Trad jazz - short for "traditional jazz" - refers to the Dixieland and Ragtime jazz styles of the early 20th century[1] in contrast to any more modern style.
A Dixieland revival began on the west coast in the late 1930s as a backlash to the Chicago style, which was close to swing. Lu Watters and the Yerba Buena Jazz Band, and trombonist Turk Murphy, adopted the repertoire of Joe "King" Oliver, Jelly Roll Morton, Louis Armstrong and W.C. Handy: bands included banjo and tuba in the rhythm sections. A New Orleans-based traditional revival began with the later recordings of Jelly-Roll Morton and the rediscovery of Bunk Johnson in 1942, leading to the founding of Preservation Hall in the French Quarter during the 1960s.
Early King Oliver pieces exemplify this style of hot jazz; however, as individual performers began stepping to the front as soloists, a new form of music emerged. Ironically, one of the ensemble players in King Oliver's Creole Jazz Band, Louis Armstrong, was by far the most influential of the soloists, creating, in his wake, a demand for this "new" style of jazz, in the late 1920s and early 1930s. Other influential stylists who are still revered in traditional jazz circles today include Sidney Bechet, Bix Beiderbecke, Wingy Manone and Muggsy Spanier. Many artists of the Big Band era, including Glenn Miller, Gene Krupa and Benny Goodman, had their beginnings in trad jazz.

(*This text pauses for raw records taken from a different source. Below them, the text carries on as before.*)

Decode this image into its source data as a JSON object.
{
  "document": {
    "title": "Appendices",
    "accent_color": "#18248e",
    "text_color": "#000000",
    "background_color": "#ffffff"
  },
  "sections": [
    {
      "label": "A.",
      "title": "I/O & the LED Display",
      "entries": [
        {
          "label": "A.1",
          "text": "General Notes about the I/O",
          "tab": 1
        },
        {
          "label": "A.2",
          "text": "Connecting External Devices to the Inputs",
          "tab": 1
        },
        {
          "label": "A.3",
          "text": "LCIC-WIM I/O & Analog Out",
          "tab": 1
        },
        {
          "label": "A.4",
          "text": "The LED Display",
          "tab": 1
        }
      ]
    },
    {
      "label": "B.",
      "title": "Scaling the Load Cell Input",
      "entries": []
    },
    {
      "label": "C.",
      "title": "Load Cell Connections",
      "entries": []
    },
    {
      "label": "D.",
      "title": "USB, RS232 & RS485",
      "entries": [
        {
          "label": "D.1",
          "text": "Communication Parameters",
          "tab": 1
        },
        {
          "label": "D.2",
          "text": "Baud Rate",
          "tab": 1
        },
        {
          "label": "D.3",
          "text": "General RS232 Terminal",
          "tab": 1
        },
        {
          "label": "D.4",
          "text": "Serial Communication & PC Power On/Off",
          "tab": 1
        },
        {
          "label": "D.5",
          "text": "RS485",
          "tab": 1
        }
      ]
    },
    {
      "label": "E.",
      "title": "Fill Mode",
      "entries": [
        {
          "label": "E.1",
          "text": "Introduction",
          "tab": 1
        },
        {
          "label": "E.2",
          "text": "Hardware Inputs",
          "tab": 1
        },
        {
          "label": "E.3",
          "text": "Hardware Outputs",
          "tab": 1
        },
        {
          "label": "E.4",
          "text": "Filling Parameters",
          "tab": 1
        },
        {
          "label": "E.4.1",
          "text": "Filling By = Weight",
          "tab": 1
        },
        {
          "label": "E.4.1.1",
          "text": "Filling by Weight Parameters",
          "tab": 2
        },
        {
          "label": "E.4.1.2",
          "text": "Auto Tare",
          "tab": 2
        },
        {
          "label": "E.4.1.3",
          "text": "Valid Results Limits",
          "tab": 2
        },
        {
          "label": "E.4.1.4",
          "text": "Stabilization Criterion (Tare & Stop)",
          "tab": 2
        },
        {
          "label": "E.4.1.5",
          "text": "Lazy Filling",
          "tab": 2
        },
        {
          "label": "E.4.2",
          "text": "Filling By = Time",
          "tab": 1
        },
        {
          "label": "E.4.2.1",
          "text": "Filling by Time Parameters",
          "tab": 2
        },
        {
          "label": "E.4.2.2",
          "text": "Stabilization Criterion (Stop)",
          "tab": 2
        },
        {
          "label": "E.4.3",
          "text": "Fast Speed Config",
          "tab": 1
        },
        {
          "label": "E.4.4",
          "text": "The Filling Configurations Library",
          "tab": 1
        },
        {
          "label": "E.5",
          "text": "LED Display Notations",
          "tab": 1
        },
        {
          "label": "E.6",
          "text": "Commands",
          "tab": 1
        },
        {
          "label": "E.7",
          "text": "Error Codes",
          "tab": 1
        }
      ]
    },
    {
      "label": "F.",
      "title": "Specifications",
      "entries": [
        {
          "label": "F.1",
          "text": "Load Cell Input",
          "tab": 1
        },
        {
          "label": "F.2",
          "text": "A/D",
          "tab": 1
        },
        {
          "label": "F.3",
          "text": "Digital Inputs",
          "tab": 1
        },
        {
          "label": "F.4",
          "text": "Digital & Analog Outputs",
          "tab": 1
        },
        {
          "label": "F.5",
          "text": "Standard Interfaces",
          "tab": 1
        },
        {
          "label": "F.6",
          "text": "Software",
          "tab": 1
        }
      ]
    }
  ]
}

In Britain, where boogie-woogie, "stride" piano and jump blues were popular in the 1940s, the Humphrey Lyttelton band pioneered a trad revival just after the Second World War, and Ken Colyer's Crane River band added a strong thread of New Orleans purism. During the 1950s and well into the 60s Chris Barber, Terry Lightfoot, Acker Bilk, George Chisholm, Kenny Ball, Mick Mulligan and Mike Cotton - who "went R'n'B". in 1963-4 - made regular appearances live, on the air and in the British charts, as did Louis Armstrong himself. More light-hearted versions were offered by The Bonzo Dog Doo-Dah Band, The Temperance Seven and The New Vaudeville Band. Dixieland stylings can be found here and there on records by The Rolling Stones, The Beatles, The Small Faces and The Kinks, while The Who actually performed trad jazz in their early days.
It was Chris Barber whose band performances gave a stage to Lonnie Donegan and Alexis Korner, setting off the craze for skiffle and then British rhythm and blues that powered the Beat boom of the sixties.
Following a revival of interest in the late 1980s, a number of musicians such as Wynton Marsalis began performing and recording not only original trad jazz tunes but new compositions in the style as well.